The binary types in TS 18661-3 are:
- _FloatN, where N is 16, 32, 64, or >= 128 and a multiple of 32
- _Float32x
- _Float64x
- _Float128x
(_Float32, _Float64, _Float32x required; the first two same representation
and alignment as float and double; other types optional. _Float32x likely
to be same representation and alignment as double. _Float64x likely to be
same representation and alignment as __float80 where that's supported, or
__float128 where that's supported but __float80 isn't. All of these types
have IEEE semantics for their operations, so IBM long double would not be
used for any of them. All these types are distinct from each other and
from float / double / long double.

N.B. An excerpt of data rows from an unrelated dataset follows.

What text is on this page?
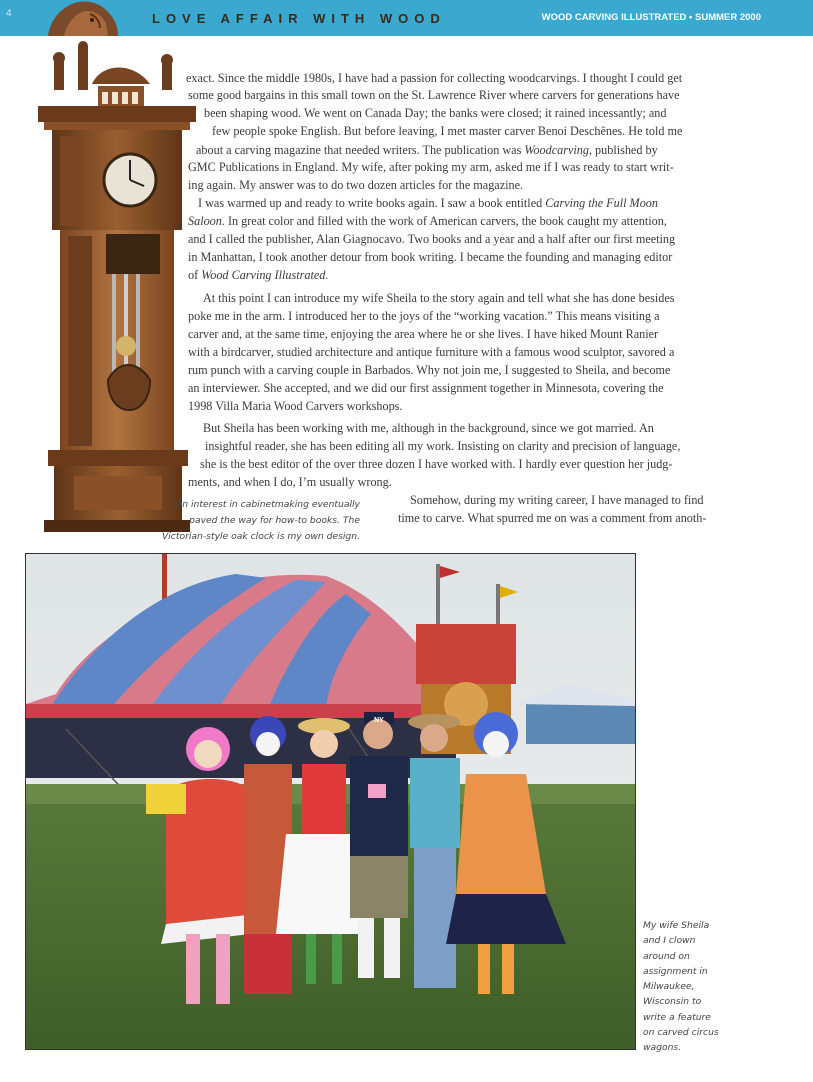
4	LOVE AFFAIR WITH WOOD	WOOD CARVING ILLUSTRATED • SUMMER 2000
exact. Since the middle 1980s, I have had a passion for collecting woodcarvings. I thought I could get
some good bargains in this small town on the St. Lawrence River where carvers for generations have
been shaping wood. We went on Canada Day; the banks were closed; it rained incessantly; and
few people spoke English. But before leaving, I met master carver Benoi Deschênes. He told me
about a carving magazine that needed writers. The publication was Woodcarving, published by
GMC Publications in England. My wife, after poking my arm, asked me if I was ready to start writ-
ing again. My answer was to do two dozen articles for the magazine.
I was warmed up and ready to write books again. I saw a book entitled Carving the Full Moon
Saloon. In great color and filled with the work of American carvers, the book caught my attention,
and I called the publisher, Alan Giagnocavo. Two books and a year and a half after our first meeting
in Manhattan, I took another detour from book writing. I became the founding and managing editor
of Wood Carving Illustrated.
At this point I can introduce my wife Sheila to the story again and tell what she has done besides
poke me in the arm. I introduced her to the joys of the “working vacation.” This means visiting a
carver and, at the same time, enjoying the area where he or she lives. I have hiked Mount Ranier
with a birdcarver, studied architecture and antique furniture with a famous wood sculptor, savored a
rum punch with a carving couple in Barbados. Why not join me, I suggested to Sheila, and become
an interviewer. She accepted, and we did our first assignment together in Minnesota, covering the
1998 Villa Maria Wood Carvers workshops.
But Sheila has been working with me, although in the background, since we got married. An
insightful reader, she has been editing all my work. Insisting on clarity and precision of language,
she is the best editor of the over three dozen I have worked with. I hardly ever question her judg-
ments, and when I do, I’m usually wrong.
Somehow, during my writing career, I have managed to find
time to carve. What spurred me on was a comment from anoth-
An interest in cabinetmaking eventually
paved the way for how-to books. The
Victorian-style oak clock is my own design.
NY
My wife Sheila
and I clown
around on
assignment in
Milwaukee,
Wisconsin to
write a feature
on carved circus
wagons.
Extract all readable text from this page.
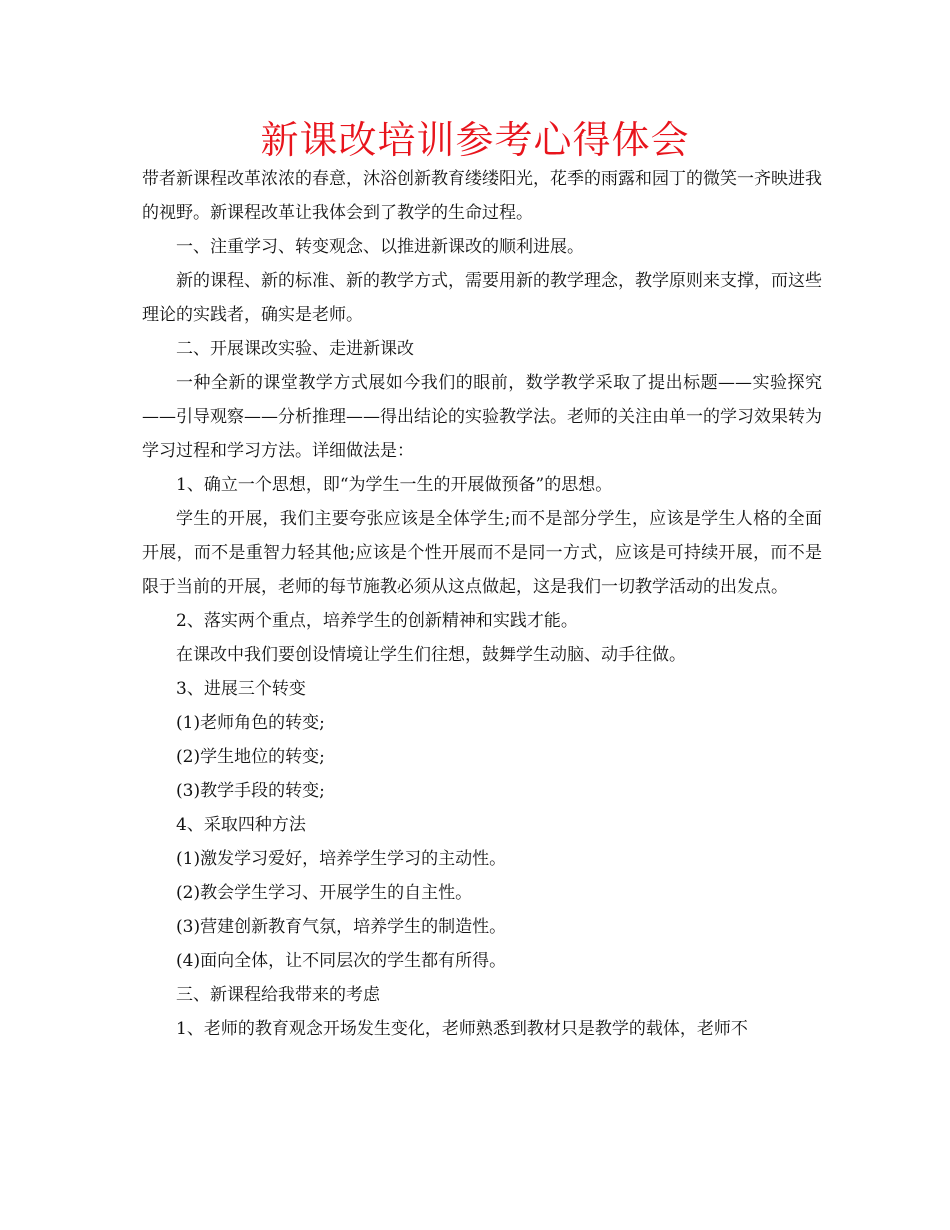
新课改培训参考心得体会

带者新课程改革浓浓的春意，沐浴创新教育缕缕阳光，花季的雨露和园丁的微笑一齐映进我的视野。新课程改革让我体会到了教学的生命过程。

一、注重学习、转变观念、以推进新课改的顺利进展。

新的课程、新的标准、新的教学方式，需要用新的教学理念，教学原则来支撑，而这些理论的实践者，确实是老师。

二、开展课改实验、走进新课改

一种全新的课堂教学方式展如今我们的眼前，数学教学采取了提出标题——实验探究——引导观察——分析推理——得出结论的实验教学法。老师的关注由单一的学习效果转为学习过程和学习方法。详细做法是：

1、确立一个思想，即“为学生一生的开展做预备”的思想。

学生的开展，我们主要夸张应该是全体学生;而不是部分学生，应该是学生人格的全面开展，而不是重智力轻其他;应该是个性开展而不是同一方式，应该是可持续开展，而不是限于当前的开展，老师的每节施教必须从这点做起，这是我们一切教学活动的出发点。

2、落实两个重点，培养学生的创新精神和实践才能。

在课改中我们要创设情境让学生们往想，鼓舞学生动脑、动手往做。

3、进展三个转变

(1)老师角色的转变;

(2)学生地位的转变;

(3)教学手段的转变;

4、采取四种方法

(1)激发学习爱好，培养学生学习的主动性。

(2)教会学生学习、开展学生的自主性。

(3)营建创新教育气氛，培养学生的制造性。

(4)面向全体，让不同层次的学生都有所得。

三、新课程给我带来的考虑

1、老师的教育观念开场发生变化，老师熟悉到教材只是教学的载体，老师不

All these types have corresponding
_Complex types. Obviously there are ABI issues with compatibility with
other implementations when supporting these types, although I doubt there
will be much difficulty with those in practice. To support these in C++
you'd need mangling defined.)
I don't really expect anything other than _Float16, _Float32, _Float64,
_Float128, _Float32x (= binary64), _Float64x (= __float80 or binary128) to
be widely used in the near future, though you might still want generic
_FloatN support (and would need it to a certain extent, to process
unsupported types meeting the given pattern as keywords rather than
identifiers then give an error that the type isn't supported).